The Cumulative Lift Chart complements the Cumulative Gain Chart by providing a clearer picture of the "lift" or advantage that a machine learning model offers over random classification. While the cumulative gain chart shows the gain score, which can be interpreted in comparison to a baseline and a perfect score, the cumulative lift chart helps quantify the actual lift provided by the model’s predictions.
In this example, the chart demonstrates that for the given model, the lift remains around 1.80 up to the 50th percentile, after which it gradually decreases as the percentile increases.
Cumulative Lift Chart
Intuition
What is a Cumulative Lift Chart?
While the Cumulative Gain Chart provides insights into how much better a model performs over random classification, the Cumulative Lift Chart quantifies this improvement more directly. The lift score is simply the ratio of the gain score for a model at a given percentile, compared to the expected gain of a random model.
A lift score greater than 1 indicates that the model performs better than random selection, while a score less than 1 suggests worse performance.

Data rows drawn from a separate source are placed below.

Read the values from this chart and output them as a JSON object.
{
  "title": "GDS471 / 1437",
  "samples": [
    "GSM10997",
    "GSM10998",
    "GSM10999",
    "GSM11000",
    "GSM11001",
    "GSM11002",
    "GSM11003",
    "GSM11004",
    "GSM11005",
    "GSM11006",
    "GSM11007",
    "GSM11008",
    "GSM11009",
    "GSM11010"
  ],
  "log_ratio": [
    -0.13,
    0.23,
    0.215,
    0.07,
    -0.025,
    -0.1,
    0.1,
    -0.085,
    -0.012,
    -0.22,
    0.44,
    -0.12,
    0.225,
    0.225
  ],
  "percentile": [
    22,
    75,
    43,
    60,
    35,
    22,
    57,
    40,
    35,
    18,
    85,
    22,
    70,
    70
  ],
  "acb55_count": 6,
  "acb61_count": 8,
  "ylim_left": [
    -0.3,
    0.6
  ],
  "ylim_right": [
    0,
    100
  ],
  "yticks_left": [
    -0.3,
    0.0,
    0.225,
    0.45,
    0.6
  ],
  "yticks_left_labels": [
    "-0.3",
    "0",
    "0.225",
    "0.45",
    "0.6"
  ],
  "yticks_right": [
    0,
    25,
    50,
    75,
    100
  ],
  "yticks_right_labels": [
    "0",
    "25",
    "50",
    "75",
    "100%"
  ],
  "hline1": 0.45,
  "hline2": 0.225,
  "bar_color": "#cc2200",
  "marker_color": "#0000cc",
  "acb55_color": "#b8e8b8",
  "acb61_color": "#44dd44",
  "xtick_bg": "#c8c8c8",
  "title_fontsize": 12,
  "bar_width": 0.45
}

The Cumulative Lift Chart plots the percentile of the dataset on the x-axis and the corresponding lift score on the y-axis.
How to Interpret the Cumulative Lift Chart
By comparing the lift scores across different models, we can identify which model provides the greatest advantage and at what point its effectiveness starts to diminish. A larger area between the lift curve and the baseline indicates a better-performing model.
Example Analysis
Cumulative gain and lift charts are powerful tools for visually representing the advantages of using a predictive model. The Cumulative Lift Chart specifically shows how much more likely it is to capture respondents by using the model as opposed to contacting a random sample.
For example, if you contact the top 20% of customers based on the model’s predictions, you can expect to reach approximately twice as many responders (~40%) compared to randomly contacting 20% of the customer base.
This graphically demonstrates the improvement in response rates that a well-calibrated predictive model can provide over random selection.